To exploit the full spectrum of ViT representations, the authors propose MUFASA (Multi‑Layer Framework for Slot Attention), a lightweight, plug‑and‑play module that can be inserted into any slot‑attention based model using a DINO encoder. MUFASA selects a set of M encoder layers (e.g., layers 9‑12) and runs an independent slot‑attention block on each layer’s token embeddings, producing K slots per layer and a corresponding slot‑attention mask. Because slots from different layers must refer to the same physical objects, the method aligns them using Hungarian matching on the binary masks, reordering the slots so that slot k in layer m corresponds to the same object across all layers.

After alignment, the M sets of slots are fused into a single unified slot set (S_fused) via a novel “M‑Fusion” operation: each pair of adjacent layer slots is linearly projected and summed, while their masks are combined with learned weights to form a fused attention mask (A_Slot_fused). The fused slots are then fed to the original autoregressive transformer decoder, which reconstructs the deepest‑layer features and yields a decoder‑attention mask (A_Dec) that serves as the final segmentation prediction. Training uses only the standard reconstruction loss; no extra objectives or regularizers are required.

The authors integrate MUFASA into two state‑of‑the‑art OCL systems: DINOSAUR and SPOT, creating DINOSAUR‑M and SPOT‑M. Experiments on Pascal‑VOC, COCO, and the synthetic MOVi‑C benchmark demonstrate consistent improvements: mean IoU (mIoU) gains of 2–4 percentage points over the baselines, and a reduction in training time by 10–30 %. Qualitative visualizations show that early layers contribute coarse object outlines, while deeper layers refine boundaries and separate adjacent objects; the fusion step effectively merges these complementary cues, correcting over‑segmentation and missing‑detail errors observed in single‑layer models.

Ablation studies explore the impact of (i) the number and choice of layers, (ii) the number of slots K, and (iii) the fusion weighting scheme. Results indicate that using four consecutive deep layers (9‑12) offers the best trade‑off between performance and computational overhead, and that independent slot‑attention parameters per layer are crucial for capturing layer‑specific semantics. The method remains lightweight: the additional parameters are limited to the extra slot‑attention blocks and the fusion linear layers, incurring negligible inference overhead.

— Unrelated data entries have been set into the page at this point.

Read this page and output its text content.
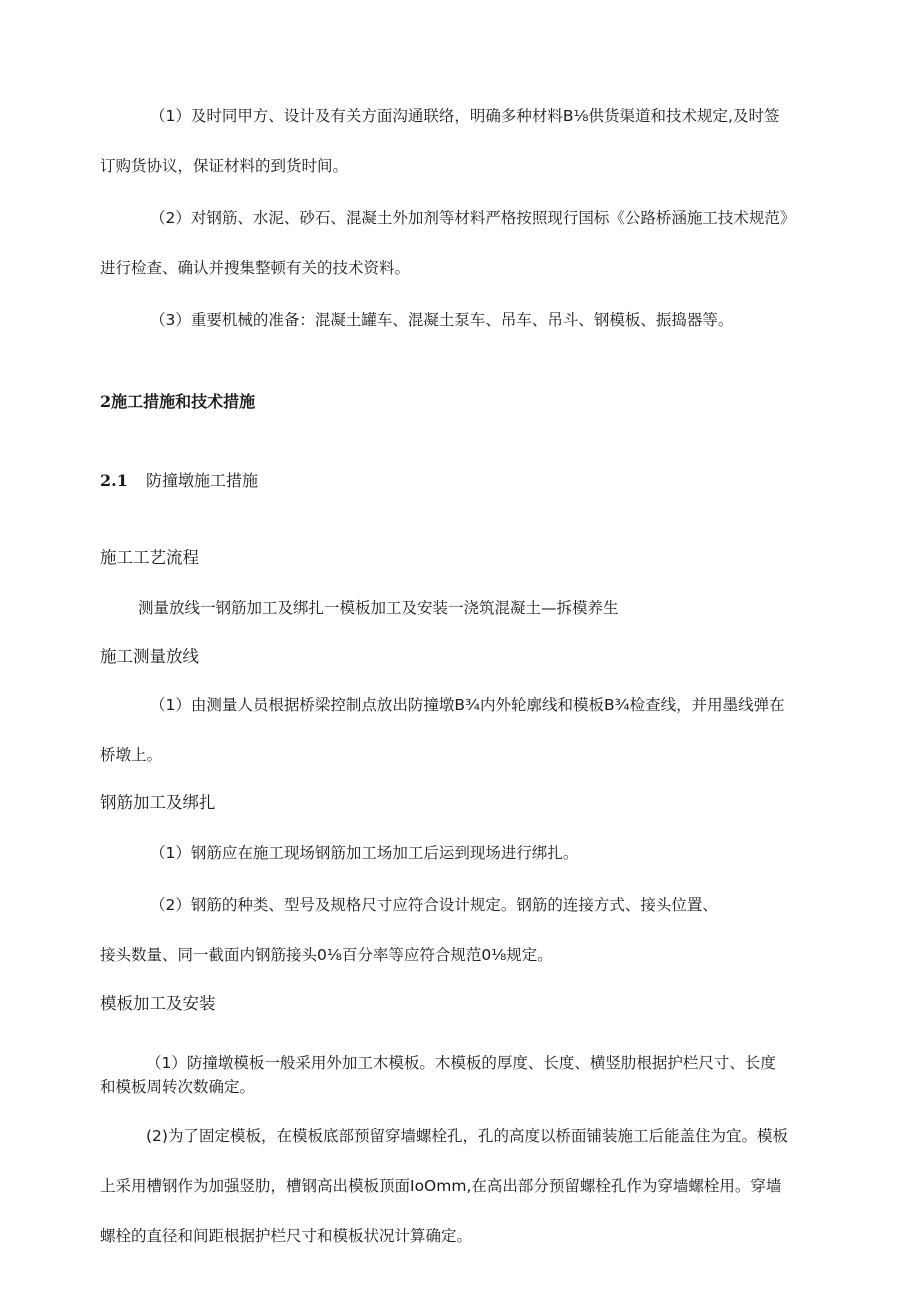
（1）及时同甲方、设计及有关方面沟通联络，明确多种材料B⅛供货渠道和技术规定,及时签
订购货协议，保证材料的到货时间。
（2）对钢筋、水泥、砂石、混凝土外加剂等材料严格按照现行国标《公路桥涵施工技术规范》
进行检查、确认并搜集整顿有关的技术资料。
（3）重要机械的准备：混凝土罐车、混凝土泵车、吊车、吊斗、钢模板、振捣器等。
2施工措施和技术措施
2.1 防撞墩施工措施
施工工艺流程
测量放线一钢筋加工及绑扎一模板加工及安装一浇筑混凝土—拆模养生
施工测量放线
（1）由测量人员根据桥梁控制点放出防撞墩B¾内外轮廓线和模板B¾检查线，并用墨线弹在
桥墩上。
钢筋加工及绑扎
（1）钢筋应在施工现场钢筋加工场加工后运到现场进行绑扎。
（2）钢筋的种类、型号及规格尺寸应符合设计规定。钢筋的连接方式、接头位置、
接头数量、同一截面内钢筋接头0⅛百分率等应符合规范0⅛规定。
模板加工及安装
（1）防撞墩模板一般采用外加工木模板。木模板的厚度、长度、横竖肋根据护栏尺寸、长度
和模板周转次数确定。
(2)为了固定模板，在模板底部预留穿墙螺栓孔，孔的高度以桥面铺装施工后能盖住为宜。模板
上采用槽钢作为加强竖肋，槽钢高出模板顶面IoOmm,在高出部分预留螺栓孔作为穿墙螺栓用。穿墙
螺栓的直径和间距根据护栏尺寸和模板状况计算确定。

In summary, MUFASA demonstrates that multi‑layer ViT features can be directly harnessed by slot‑attention mechanisms to produce richer, more accurate object‑centric representations. Its plug‑and‑play nature makes it applicable to a wide range of existing slot‑based models and potentially to other pretrained encoders (e.g., CLIP, MAE). By bridging the gap between hierarchical ViT representations and object‑centric learning, MUFASA sets a new state‑of‑the‑art in unsupervised object segmentation while also accelerating training convergence.